Chicken and Chorizo with Pasta

I was reading through my twitter feed, today, and came across a really great article by Ellie Slee entitled The Joy of Cooking Without Pictures. The tagline that made me click the article was “Here I am writing about how Instagram ruined cooking for me and weird old cookbooks with no pictures helped me get my kitchen groove back.”  I immediately got what she was talking about.

I see food pictures that are so flippin’ perfect that no human could have possibly made them – or, at least not in my house. I get perfect picture-taking. I get the art of photography. What I don’t get is the picture taking precedence over the product.

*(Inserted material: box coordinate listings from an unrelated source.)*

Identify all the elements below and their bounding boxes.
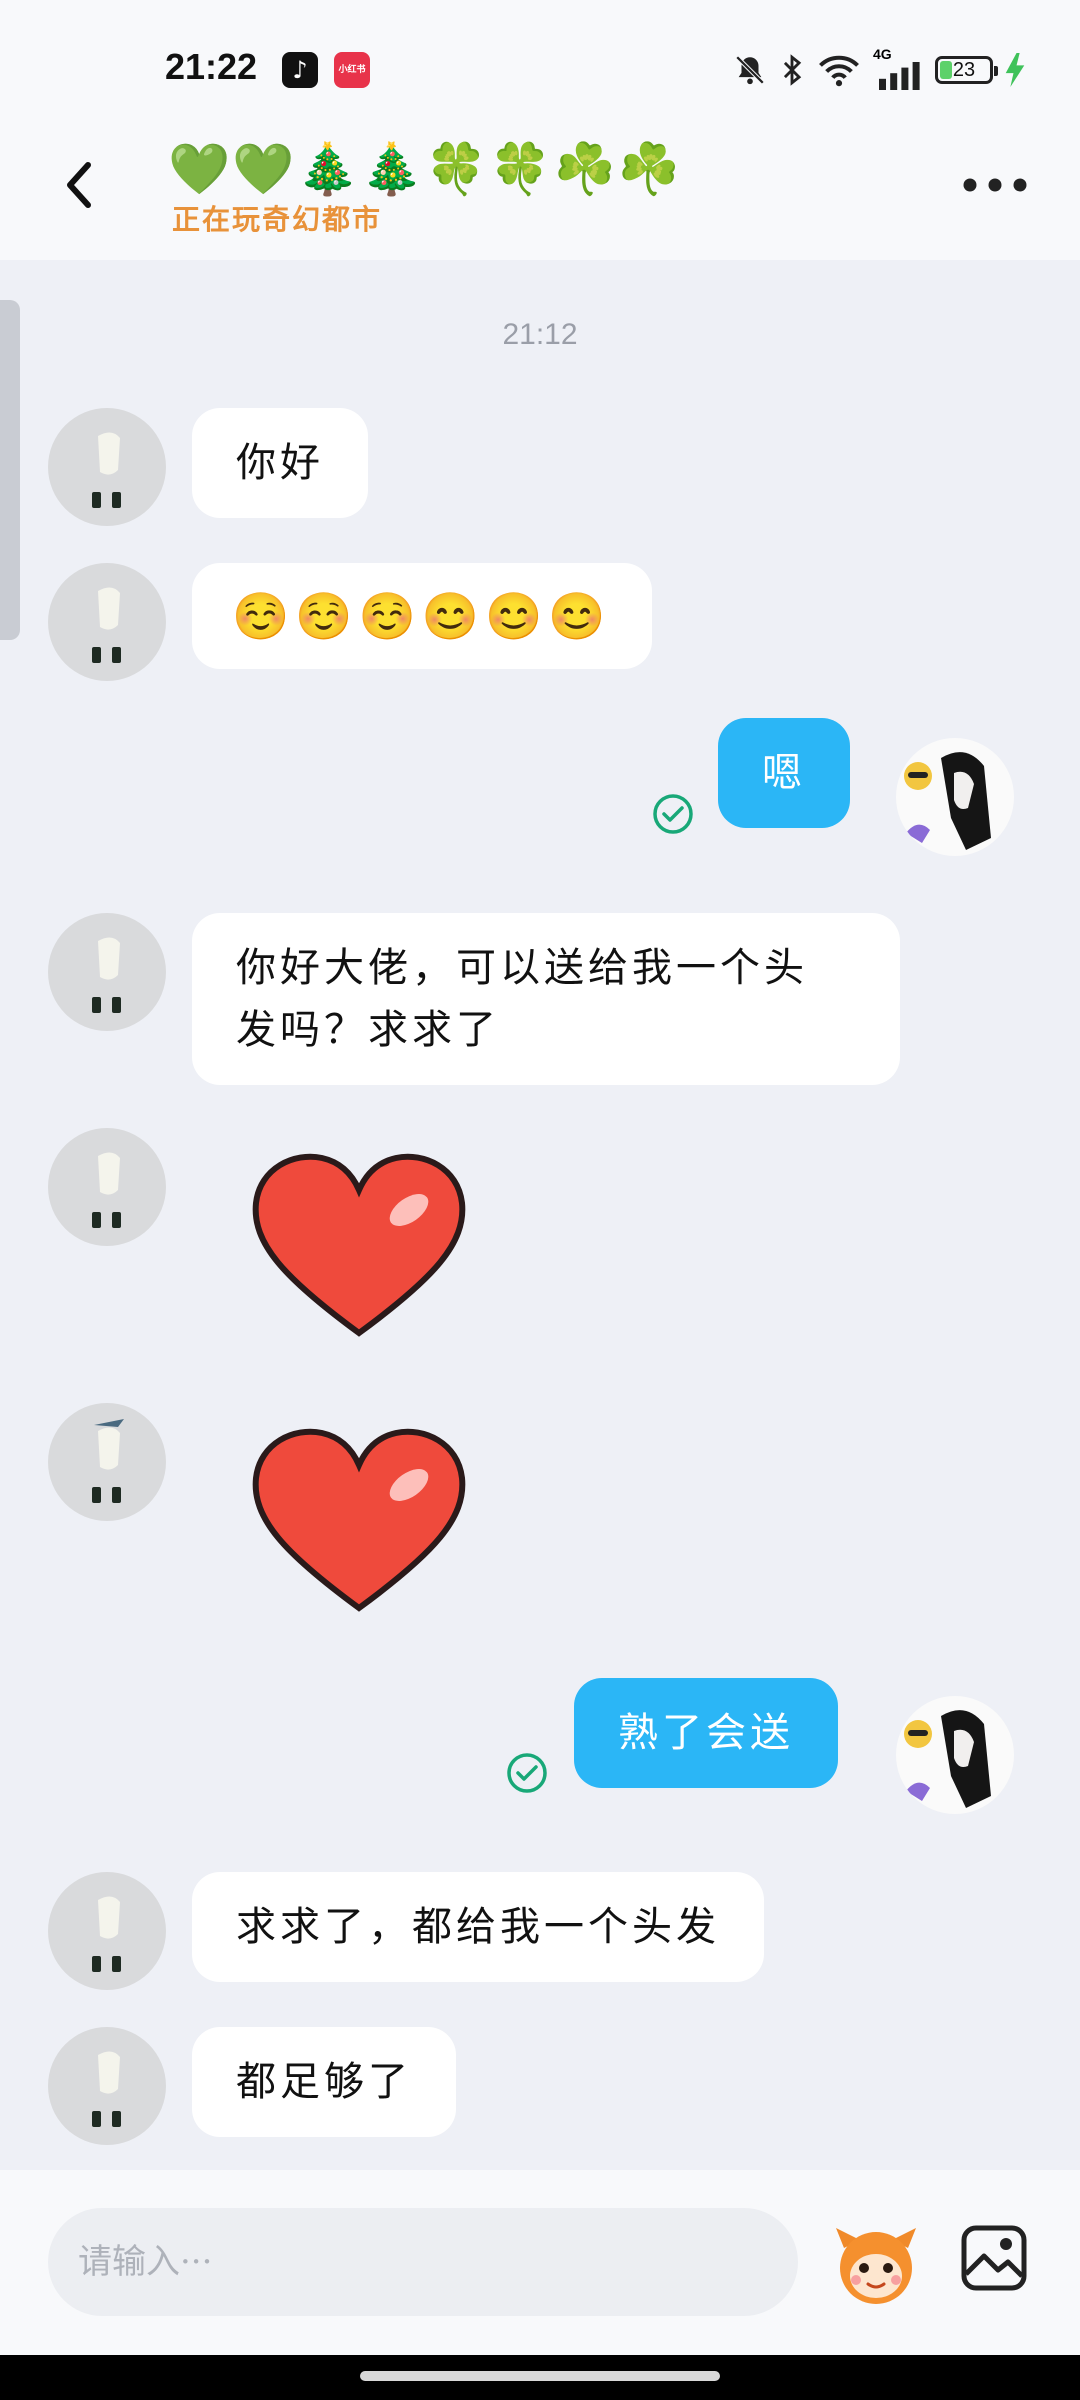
image-picker-button[interactable] <box>958 2222 1030 2294</box>
xiaohongshu-icon: 小红书 <box>334 52 370 88</box>
heart-sticker[interactable] <box>244 1423 474 1623</box>
message-text: 你好 <box>236 440 324 486</box>
message-bubble[interactable]: ☺️☺️☺️😊😊😊 <box>192 563 652 669</box>
chat-title: 💚💚🎄🎄🍀🍀☘️☘️ <box>168 140 683 198</box>
message-text: 求求了，都给我一个头发 <box>236 1904 720 1950</box>
sender-avatar[interactable] <box>48 1872 166 1990</box>
more-options-button[interactable] <box>960 170 1030 200</box>
sender-avatar[interactable] <box>48 1403 166 1521</box>
my-avatar[interactable] <box>896 1696 1014 1814</box>
charging-icon <box>1005 53 1025 87</box>
message-text-line: 发吗？求求了 <box>236 1007 500 1053</box>
message-bubble[interactable]: 你好大佬，可以送给我一个头 发吗？求求了 <box>192 913 900 1085</box>
sender-avatar[interactable] <box>48 2027 166 2145</box>
message-text: 都足够了 <box>236 2059 412 2105</box>
sticker-button[interactable] <box>830 2218 922 2310</box>
cell-signal-icon: 4G <box>873 46 923 90</box>
sender-avatar[interactable] <box>48 408 166 526</box>
home-indicator[interactable] <box>360 2371 720 2381</box>
chat-timestamp: 21:12 <box>502 318 578 351</box>
system-navigation-bar <box>0 2355 1080 2400</box>
message-bubble[interactable]: 求求了，都给我一个头发 <box>192 1872 764 1982</box>
mute-bell-icon <box>735 55 765 85</box>
message-bubble[interactable]: 你好 <box>192 408 368 518</box>
message-input[interactable]: 请输入··· <box>48 2208 798 2316</box>
wifi-icon <box>819 55 859 87</box>
message-text: 嗯 <box>762 750 806 796</box>
message-text-line: 你好大佬，可以送给我一个头 <box>236 945 808 991</box>
tiktok-icon: ♪ <box>282 52 318 88</box>
outgoing-message-bubble[interactable]: 熟了会送 <box>574 1678 838 1788</box>
signal-type: 4G <box>873 46 892 62</box>
input-bar: 请输入··· <box>0 2170 1080 2355</box>
message-bubble[interactable]: 都足够了 <box>192 2027 456 2137</box>
sender-avatar[interactable] <box>48 913 166 1031</box>
status-indicators: 4G 23 <box>733 46 1025 92</box>
read-check-icon <box>506 1752 548 1794</box>
bluetooth-icon <box>783 54 802 86</box>
status-bar: 21:22 ♪ 小红书 4G 23 <box>0 0 1080 130</box>
sender-avatar[interactable] <box>48 563 166 681</box>
emoji-message-text: ☺️☺️☺️😊😊😊 <box>232 589 612 643</box>
outgoing-message-bubble[interactable]: 嗯 <box>718 718 850 828</box>
heart-sticker[interactable] <box>244 1148 474 1348</box>
message-text: 熟了会送 <box>618 1710 794 1756</box>
my-avatar[interactable] <box>896 738 1014 856</box>
sender-avatar[interactable] <box>48 1128 166 1246</box>
chat-activity-status: 正在玩奇幻都市 <box>172 203 383 236</box>
read-check-icon <box>652 793 694 835</box>
status-time: 21:22 <box>165 46 258 87</box>
battery-level: 23 <box>952 59 976 81</box>
back-button[interactable] <box>50 155 110 215</box>
chat-header: 💚💚🎄🎄🍀🍀☘️☘️ 正在玩奇幻都市 <box>0 130 1080 260</box>
battery-icon: 23 <box>935 56 998 84</box>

Back in my hotel opening days, we’d always have photographers coming in taking pictures for brochures and ads and the like. They were always perfect people in perfectly-fitting clothes and perfect smiles sitting at perfectly-set tables with perfect drinks and plates in front of them. Okay. The hotel is selling illusion, it’s selling style, in some cases, it’s even selling dreams. I get that. But what always set me off was when it came to photographing plates and tray set-ups for the cooks and Room Service staff. These were supposed to be tools for the staff – to make sure the trays went up properly with the right items, condiments, and the like. I would set the trays up and then the photographer would come over and completely rearrange things, add stuff, take away stuff – all to take a lovely staged picture. It could really be a battle constantly asking them to take the picture I had set up – and to stop trying to make it the cover photo of Gourmet Magazine.

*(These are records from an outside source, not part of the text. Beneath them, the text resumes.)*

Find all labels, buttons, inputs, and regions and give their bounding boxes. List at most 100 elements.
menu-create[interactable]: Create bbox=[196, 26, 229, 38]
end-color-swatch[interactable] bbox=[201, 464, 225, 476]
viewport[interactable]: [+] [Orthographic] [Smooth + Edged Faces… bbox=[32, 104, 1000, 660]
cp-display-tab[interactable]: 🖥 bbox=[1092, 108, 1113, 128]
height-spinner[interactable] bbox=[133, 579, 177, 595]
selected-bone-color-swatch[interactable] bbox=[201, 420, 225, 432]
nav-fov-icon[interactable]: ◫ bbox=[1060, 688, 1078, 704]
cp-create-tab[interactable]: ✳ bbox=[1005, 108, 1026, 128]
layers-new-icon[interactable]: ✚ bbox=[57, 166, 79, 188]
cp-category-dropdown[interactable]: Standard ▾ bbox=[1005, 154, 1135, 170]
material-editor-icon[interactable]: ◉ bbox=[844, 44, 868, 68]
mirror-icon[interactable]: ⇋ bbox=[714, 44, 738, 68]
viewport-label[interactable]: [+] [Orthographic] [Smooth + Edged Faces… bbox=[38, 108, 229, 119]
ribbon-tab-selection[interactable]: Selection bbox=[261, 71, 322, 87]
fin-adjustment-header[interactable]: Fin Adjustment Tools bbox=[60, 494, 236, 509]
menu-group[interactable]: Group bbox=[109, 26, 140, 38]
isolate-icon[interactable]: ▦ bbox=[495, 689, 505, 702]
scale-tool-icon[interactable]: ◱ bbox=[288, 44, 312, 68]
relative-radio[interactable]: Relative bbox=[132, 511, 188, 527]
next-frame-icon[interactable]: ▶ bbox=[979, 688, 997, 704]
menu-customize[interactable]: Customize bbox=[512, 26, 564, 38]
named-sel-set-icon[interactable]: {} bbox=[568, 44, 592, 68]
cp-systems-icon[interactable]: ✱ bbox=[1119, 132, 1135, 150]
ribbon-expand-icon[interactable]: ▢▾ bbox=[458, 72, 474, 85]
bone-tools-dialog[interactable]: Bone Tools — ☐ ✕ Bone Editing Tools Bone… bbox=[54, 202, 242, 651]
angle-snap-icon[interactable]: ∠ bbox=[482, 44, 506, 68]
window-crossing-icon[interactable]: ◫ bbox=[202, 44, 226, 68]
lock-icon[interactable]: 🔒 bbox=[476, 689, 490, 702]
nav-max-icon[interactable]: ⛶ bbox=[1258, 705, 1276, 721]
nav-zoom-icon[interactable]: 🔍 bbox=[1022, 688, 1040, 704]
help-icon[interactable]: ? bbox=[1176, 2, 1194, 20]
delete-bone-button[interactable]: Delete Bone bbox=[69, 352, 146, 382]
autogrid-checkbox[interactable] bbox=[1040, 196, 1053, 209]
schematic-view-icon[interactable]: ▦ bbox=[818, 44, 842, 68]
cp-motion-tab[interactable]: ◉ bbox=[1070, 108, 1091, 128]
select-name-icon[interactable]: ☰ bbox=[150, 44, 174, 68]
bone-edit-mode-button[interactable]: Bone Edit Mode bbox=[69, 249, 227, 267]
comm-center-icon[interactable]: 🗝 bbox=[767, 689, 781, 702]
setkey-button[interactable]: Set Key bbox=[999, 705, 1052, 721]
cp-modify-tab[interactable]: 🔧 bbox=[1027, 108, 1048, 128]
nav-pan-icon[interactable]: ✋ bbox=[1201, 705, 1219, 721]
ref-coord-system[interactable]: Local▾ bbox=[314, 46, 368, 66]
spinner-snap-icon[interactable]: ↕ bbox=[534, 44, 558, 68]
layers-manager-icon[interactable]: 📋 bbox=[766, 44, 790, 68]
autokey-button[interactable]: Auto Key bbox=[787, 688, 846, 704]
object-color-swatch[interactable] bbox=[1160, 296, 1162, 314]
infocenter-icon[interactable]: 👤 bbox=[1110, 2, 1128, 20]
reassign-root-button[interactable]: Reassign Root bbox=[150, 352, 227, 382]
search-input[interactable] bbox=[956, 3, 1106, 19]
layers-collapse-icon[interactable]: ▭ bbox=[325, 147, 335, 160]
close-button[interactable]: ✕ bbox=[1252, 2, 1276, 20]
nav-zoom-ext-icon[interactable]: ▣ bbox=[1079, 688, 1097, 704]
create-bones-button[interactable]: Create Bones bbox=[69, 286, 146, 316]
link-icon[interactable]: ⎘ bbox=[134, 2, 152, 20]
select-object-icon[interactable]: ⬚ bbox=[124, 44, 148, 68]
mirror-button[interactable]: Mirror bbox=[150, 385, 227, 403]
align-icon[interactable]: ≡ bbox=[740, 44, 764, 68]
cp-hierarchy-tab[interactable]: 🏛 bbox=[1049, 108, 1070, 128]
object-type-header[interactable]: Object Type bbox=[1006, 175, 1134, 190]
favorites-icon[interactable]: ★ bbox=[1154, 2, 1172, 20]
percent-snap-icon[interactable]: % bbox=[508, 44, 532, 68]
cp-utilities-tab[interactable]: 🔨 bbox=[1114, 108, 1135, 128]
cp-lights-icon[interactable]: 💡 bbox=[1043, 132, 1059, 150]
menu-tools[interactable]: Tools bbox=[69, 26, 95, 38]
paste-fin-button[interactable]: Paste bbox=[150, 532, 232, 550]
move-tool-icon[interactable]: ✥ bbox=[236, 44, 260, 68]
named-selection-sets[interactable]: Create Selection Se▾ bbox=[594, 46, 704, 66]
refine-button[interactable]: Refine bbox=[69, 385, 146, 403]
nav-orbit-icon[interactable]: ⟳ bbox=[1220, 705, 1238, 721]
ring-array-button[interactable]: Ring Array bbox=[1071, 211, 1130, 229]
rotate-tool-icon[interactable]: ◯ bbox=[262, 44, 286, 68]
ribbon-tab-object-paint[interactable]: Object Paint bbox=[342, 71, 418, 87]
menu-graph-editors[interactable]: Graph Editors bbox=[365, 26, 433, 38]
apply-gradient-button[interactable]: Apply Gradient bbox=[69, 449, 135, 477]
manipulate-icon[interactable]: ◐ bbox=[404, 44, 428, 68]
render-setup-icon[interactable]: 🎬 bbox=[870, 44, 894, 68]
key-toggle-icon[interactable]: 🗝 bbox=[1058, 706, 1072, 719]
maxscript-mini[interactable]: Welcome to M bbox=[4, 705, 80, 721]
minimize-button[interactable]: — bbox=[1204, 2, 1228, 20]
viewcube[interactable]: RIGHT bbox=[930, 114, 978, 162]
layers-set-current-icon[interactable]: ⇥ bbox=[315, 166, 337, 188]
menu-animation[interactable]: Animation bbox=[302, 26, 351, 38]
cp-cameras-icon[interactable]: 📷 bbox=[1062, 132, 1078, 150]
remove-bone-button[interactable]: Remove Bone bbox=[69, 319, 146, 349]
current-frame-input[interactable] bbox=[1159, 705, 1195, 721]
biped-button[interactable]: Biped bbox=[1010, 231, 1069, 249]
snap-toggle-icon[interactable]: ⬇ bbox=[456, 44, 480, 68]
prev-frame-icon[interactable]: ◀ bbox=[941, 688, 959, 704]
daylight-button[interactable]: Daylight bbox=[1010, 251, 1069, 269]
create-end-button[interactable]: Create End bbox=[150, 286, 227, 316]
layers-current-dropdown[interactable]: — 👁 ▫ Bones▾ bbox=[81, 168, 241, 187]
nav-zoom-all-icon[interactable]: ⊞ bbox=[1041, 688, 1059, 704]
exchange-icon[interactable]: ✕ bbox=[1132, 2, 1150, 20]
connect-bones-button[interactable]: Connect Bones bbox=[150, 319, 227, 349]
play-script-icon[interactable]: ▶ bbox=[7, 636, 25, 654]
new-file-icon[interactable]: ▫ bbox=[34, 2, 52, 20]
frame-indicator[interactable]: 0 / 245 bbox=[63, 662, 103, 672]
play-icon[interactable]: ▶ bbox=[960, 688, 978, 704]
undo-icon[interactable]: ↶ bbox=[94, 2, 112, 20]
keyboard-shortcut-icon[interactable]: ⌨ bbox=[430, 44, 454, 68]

As Ms Slee explains in her article, cook book photos and other food photos can really be intimidating for a home cook. They’re setting up a level of perfection that often can’t be achieved, causing unmet expectations and feelings of inadequacy. It can flat-out want to make a person stop cooking.

Or, as in the case of Ms Slee, it can change how you cook and change your expectations. Cooking without pictures. Opening up a copy of Joy of Cooking – and just following the recipe can be totally liberating. There is no preconceived notion of what a recipe has to look like. You get to make it and allow it to come out however it does.

I get wanting to take good pictures. I do it numerous times a week – and sometimes the pictures are stellar and other times, not so stellar. I think the difference with us, though, is the pictures aren’t staged. It’s a snapshot – usually on the kitchen island – of what we’re  having for dinner. Sometimes I’m a bit sloppy in the dishing-up, sometimes there’s a bit of smudge on the rim of the plate. It’s Wednesday dinner at our house, not a Michelin 5 Star property.

The whole idea of this blog is to share food ideas. Yes, there are pictures, and often even recipes. More often than not, though, it’s a picture with a description of what I did – not a step-by-step with measured ingredients and chiseled-in-stone time frames. I don’t cook that way. I read recipes and then figure out what I’m going to do with it – which is rarely following it to the letter.

I think cooking is supposed to be fun, impromptu. I don’t think it’s supposed to be a chore, and I really don’t think it’s supposed to be an ordeal trying to make something look or taste like what someone else did. It should be about you.

And right now, it’s about me and what I did for dinner, tonight.

I picked up a bag of pasta at Trader Joe’s over the holidays and it’s been sitting in the cupboard ever since. Tonight, it became dinner. I had a chicken breast and a single fresh chorizo sausage to start.

I diced the chicken and crumbled the sausage. into the skillet they went. When they were mostly cooked, i took them out and into the skillet went a diced fennel bulb, a small diced onion, and a minced clove of garlic.

Into the pan went some smoked paprika, a bit of cumin, and some S&P.

I added the meat back in and then added about a cup of red wine. Then, because I thought it needed something else, some olive tapenade that was in the ‘fridge and a bit of cayenne to jack up the heat – the chorizo wasn’t quite as spicy as I had hoped.

I brought it all to a simmer and let it cook while I boiled the pasta.

The drained pasta went into the pan along with a bit of grated cheese, and dinner was served – with a picture to prove it!

Read the article – link above – and then get into the kitchen and cook something.